The other candidates for the crown of Portugal were obliged to acquiesce in Philip’s success; the Duke of Braganza, though greatly disappointed at only receiving the office of Constable of Portugal and the Order of the Golden Fleece instead of the sovereignty of Brazil, was too apathetic to resist, and, in face of his apathy, the Dukes of Parma and Savoy were forced to surrender their claims, which were obviously inferior to those of the Duchess of Braganza. Only the Prior of Crato persisted in his attempts to win the throne from Philip by relying on the old dislike of the Portuguese people for the Spaniards. He was cordially received in France by Catherine de’ Medici, who, though Italian by birth, was true to the French policy of trying to weaken Spain; and through her influence a strong French fleet of sixty ships of war, with many troops on board, was sent, under the command of Philip Strozzi, to the Azores, which had recognized Dom Antonio in 1580 as king of Portugal, and had refused to acknowledge Philip. But the ill-luck of the Prior of Crato followed him; the French fleet was defeated at Terceira by the Spanish admiral, Don Alvaro de Bacam on July 26, 1582; Strozzi was killed, and Dom Antonio escaped with difficulty to England. There Elizabeth received him cordially, and in 1589, the year after the defeat of the Great Armada, she sent a strong fleet, under Sir Francis Drake and Sir John Norris, to help him win back his “kingdom.” This attempt also proved a failure; Maulā Ahmed ibn Mohammed of Morocco was prevented from advancing to the prior the loan of two hundred thousand crowns, which he had promised on receiving Dom Antonio’s son, Dom Christovão, as a hostage, by Philip’s timely surrender of Arzila; Drake and Norris quarrelled, and the English retired without effecting anything of importance.

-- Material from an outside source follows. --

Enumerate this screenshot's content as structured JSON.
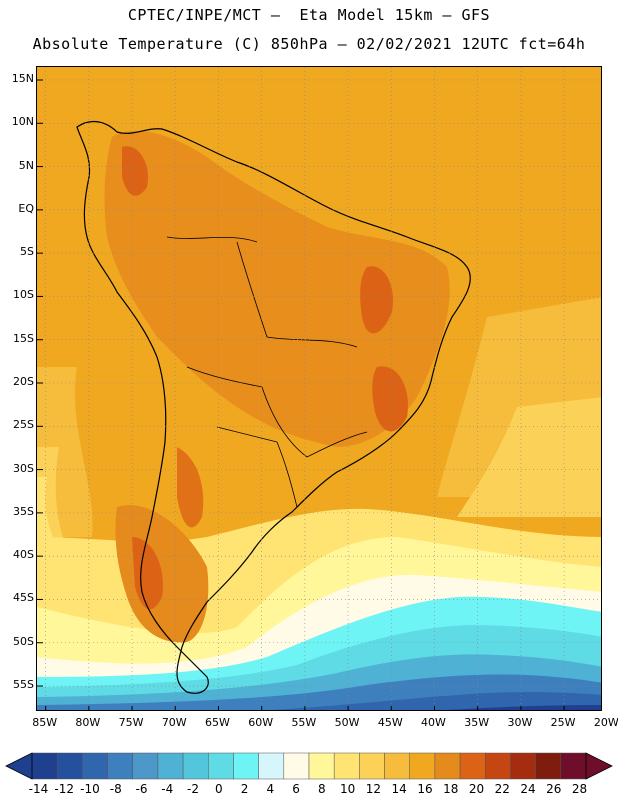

The unfortunate prior, finding that Elizabeth would do nothing more for him, once more went to France, where he died in great poverty and distress on August 26, 1595. He was buried in the Church of St. Germain l’Auxerrois at Paris, where the inscription on his tomb styles him “King of Portugal”; and he left several children behind him, who were not recognized as legitimate, owing to the fact that their father had taken a vow of chastity on becoming a Knight of Malta.